Strike ends, wounds remain

An HMHP spokesman said the situation should be better once workers are back on the job.
YOUNGSTOWN -- The picket signs have been put away at St. Elizabeth Health Center and other Humility of Mary Health Partners facilities, but the bandages remain.
Service and maintenance workers for HMHP ended their 12-day-old strike Thursday night by approving a three-year contract. Throughout the strike many workers wore a bandage on their shirts as sign of unity.
After announcing that the agreement had been approved, Chris Colello, the president of Teamsters Local 377, said that workers will wear two bandages on their shirts. Colello said that the bandages will be a show of support for two men who were arrested while on the picket line.
The Teamsters represent the 870 workers who were on strike.
Workers' views: Yet the bandages also show that some workers feel their relationship with HMHP has been wounded. And according to those workers, the wounds have yet to heal.
"They did a lot of damage to us," said Yolanda Oliver, a Youngstown resident who works at St. Elizabeth's. Another St. Elizabeth's employee, Walter Ransaw, added, "Some wounds will never heal."
Gary Zublena, a Youngstown resident who works as a maintenance painter at St. Elizabeth's, was more optimistic.
"Time heals all wounds," Zublena said, adding, however, that "it's going to take a lot of time."
Upset over arrests: The workers feel that HMHP officials showed little respect for them during the strike, which began May 12. In addition, the workers are angry over the arrests of Richard Hollis, of Parkcliffe Drive, and Ray DePasquale, of Scott Street.
Police say Hollis hit a hospital peace officer in the face and tried to elude arrest May 15. They also say that DePasquale pushed and threatened a hospital peace officer May 12.
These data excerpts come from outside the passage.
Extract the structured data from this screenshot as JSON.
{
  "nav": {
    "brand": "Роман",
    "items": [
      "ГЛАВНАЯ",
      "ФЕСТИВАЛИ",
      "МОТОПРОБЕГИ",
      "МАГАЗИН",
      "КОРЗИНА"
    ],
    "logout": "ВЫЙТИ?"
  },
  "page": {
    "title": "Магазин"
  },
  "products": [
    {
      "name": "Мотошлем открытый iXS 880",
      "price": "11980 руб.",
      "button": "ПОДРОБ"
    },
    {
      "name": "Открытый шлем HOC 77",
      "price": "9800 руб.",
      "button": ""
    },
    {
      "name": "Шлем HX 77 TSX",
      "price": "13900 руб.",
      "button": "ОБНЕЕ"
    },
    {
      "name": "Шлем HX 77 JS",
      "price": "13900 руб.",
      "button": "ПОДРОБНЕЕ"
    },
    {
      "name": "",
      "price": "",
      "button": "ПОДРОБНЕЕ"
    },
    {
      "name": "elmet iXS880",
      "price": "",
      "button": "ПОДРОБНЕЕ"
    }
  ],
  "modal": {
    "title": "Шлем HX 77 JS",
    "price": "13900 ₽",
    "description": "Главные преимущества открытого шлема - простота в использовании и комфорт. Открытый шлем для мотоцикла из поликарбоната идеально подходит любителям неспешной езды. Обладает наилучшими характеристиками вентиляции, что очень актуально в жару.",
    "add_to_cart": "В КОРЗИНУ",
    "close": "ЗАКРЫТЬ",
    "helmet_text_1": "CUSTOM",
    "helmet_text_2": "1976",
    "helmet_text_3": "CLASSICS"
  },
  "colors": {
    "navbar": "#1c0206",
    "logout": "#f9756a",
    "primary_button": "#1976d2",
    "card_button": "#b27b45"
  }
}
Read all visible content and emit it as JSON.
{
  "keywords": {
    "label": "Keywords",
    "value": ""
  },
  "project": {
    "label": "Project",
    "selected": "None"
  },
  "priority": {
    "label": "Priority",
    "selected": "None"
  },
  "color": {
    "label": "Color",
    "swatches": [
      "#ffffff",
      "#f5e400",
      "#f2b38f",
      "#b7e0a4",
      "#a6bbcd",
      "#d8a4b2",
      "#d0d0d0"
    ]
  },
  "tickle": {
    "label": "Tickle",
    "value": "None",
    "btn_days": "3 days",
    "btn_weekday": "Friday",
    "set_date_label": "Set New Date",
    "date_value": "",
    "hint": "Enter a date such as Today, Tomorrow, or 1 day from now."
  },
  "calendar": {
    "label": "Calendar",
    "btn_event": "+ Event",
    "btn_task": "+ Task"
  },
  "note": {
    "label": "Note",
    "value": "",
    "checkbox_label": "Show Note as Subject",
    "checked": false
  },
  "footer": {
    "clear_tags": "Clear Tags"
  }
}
Colello said that HMHP could improve its relationship with workers by not pursuing the charges against Hollis and DePasquale. However, HMHP Spokesman Chris McCarty said that his company has zero tolerance for violence or intimidation on the picket lines.
"That's a non-negotiable point," he said.
McCarty added that he feels the relationship will heal once the workers are back on the job. The earliest a worker could be back on the job is 3 p.m. today, he said.
Reaction to contract: Despite the concern over their relationship with HMHP, most workers said they will be happy to be back on the job. The workers also said that they are pleased with the contract agreement, which was approved by a 592-31 margin during two voting sessions Thursday at the Teamsters' union hall.
Under the agreement, changes will be made to several sections in the Teamsters' contract with HMHP, including the sections on wages, mandatory overtime, and vacation time. The Teamsters have said the agreement addresses the 10 issues they needed to work out with HMHP before the strike would end.
The agreement was reached Tuesday night after eight hours of talks Tuesday and 12 hours of talks Monday. George Snyder, a member of the Teamsters' negotiating team, called the talks grueling.
"They were the hardest group of people I ever had to deal with in my life," Snyder said.
Molly Seals, a negotiator for HMHP, said she felt the talks were conducted in a "very positive atmosphere."
Seals said the talks began each day with a prayer. She said that when the talks got heated, HMHP negotiators tried to stress that the dispute over the contract was business and not personal.
In the end, both McCarty and Seals said they feel the agreement was fair to the Teamsters and HMHP.
"I think that both sides did their respective organizations well," McCarty said.